Wait, did we say “packet filter”? You are right: they were originally designed for filtering network packets. This is a similar task: when forwarding packets (the occurrence of an event), you need to perform some administrative action (accept, drop, log, or redirect the packet, etc.) To perform such actions quickly, a virtual machine was invented (with JIT compilations). The “enhanced” version is considered due to the fact that, compared to the original version of Berkeley Packet Filter, eBPF can be used outside the network context.

Like this. With bpftrace, you can determine which events to monitor and what should happen in response. Bpftrace compiles your high-level bpftrace-written program into eBPF bytecode, tracks events, and loads the bytecode into the kernel.

Dark days before eBPF

Before the advent of eBPF, the solutions were, to put it mildly, awkward. SystemTap is something like the “most serious” predecessor of bpftrace in the Linux family. SystemTap scripts are translated to the C language and loaded into the kernel as modules. The resulting kernel module is then loaded.

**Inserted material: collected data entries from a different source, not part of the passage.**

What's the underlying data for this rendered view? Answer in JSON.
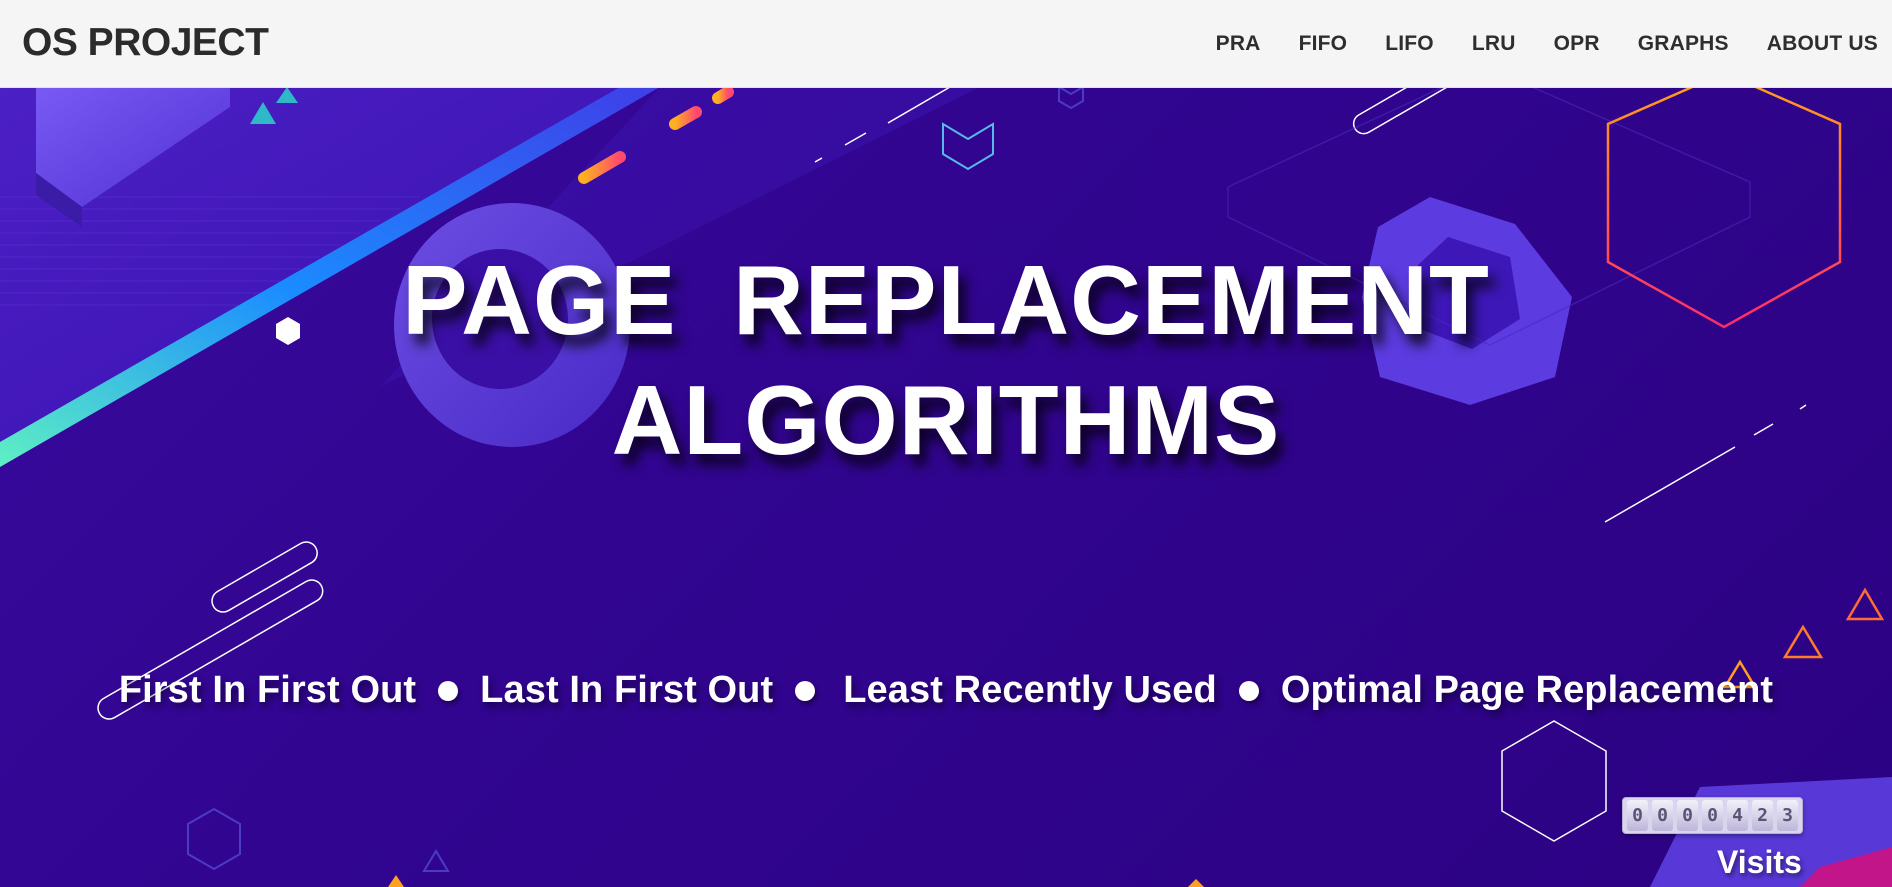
{
  "header": {
    "brand": "OS PROJECT",
    "nav": [
      {
        "label": "PRA"
      },
      {
        "label": "FIFO"
      },
      {
        "label": "LIFO"
      },
      {
        "label": "LRU"
      },
      {
        "label": "OPR"
      },
      {
        "label": "GRAPHS"
      },
      {
        "label": "ABOUT US"
      }
    ]
  },
  "hero": {
    "title_line1": "PAGE  REPLACEMENT",
    "title_line2": "ALGORITHMS",
    "algorithms": [
      "First In First Out",
      "Last In First Out",
      "Least Recently Used",
      "Optimal Page Replacement"
    ]
  },
  "visit_counter": {
    "digits": [
      "0",
      "0",
      "0",
      "0",
      "4",
      "2",
      "3"
    ],
    "label": "Visits"
  },
  "colors": {
    "background": "#2f0388",
    "navbar": "#f5f5f5",
    "accent_orange": "#ff9a1f",
    "accent_red": "#ff2d55",
    "accent_teal": "#39d3c6",
    "shape_violet": "#6a4de0"
  }
}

This approach was very fragile and poorly supported outside of Red Hat Enterprise Linux. He never worked well for me on Ubuntu, which tended to break SystemTap on every kernel update due to a change in the kernel data structure. They also say that in the first days of its existence SystemTap easily led to the kernel panic .

Install bpftrace

It's time to roll up your sleeves! In this guide, we will look at installing bpftrace on Ubuntu 18.04. Newer versions of the distribution are undesirable because during installation, we will need packages that have not yet been compiled for them.

Installing dependencies

First, install Clang 5.0, lbclang 5.0 and LLVM 5.0, including all header files. We will use the packages provided by llvm.org, because those in the Ubuntu repositories are problematic .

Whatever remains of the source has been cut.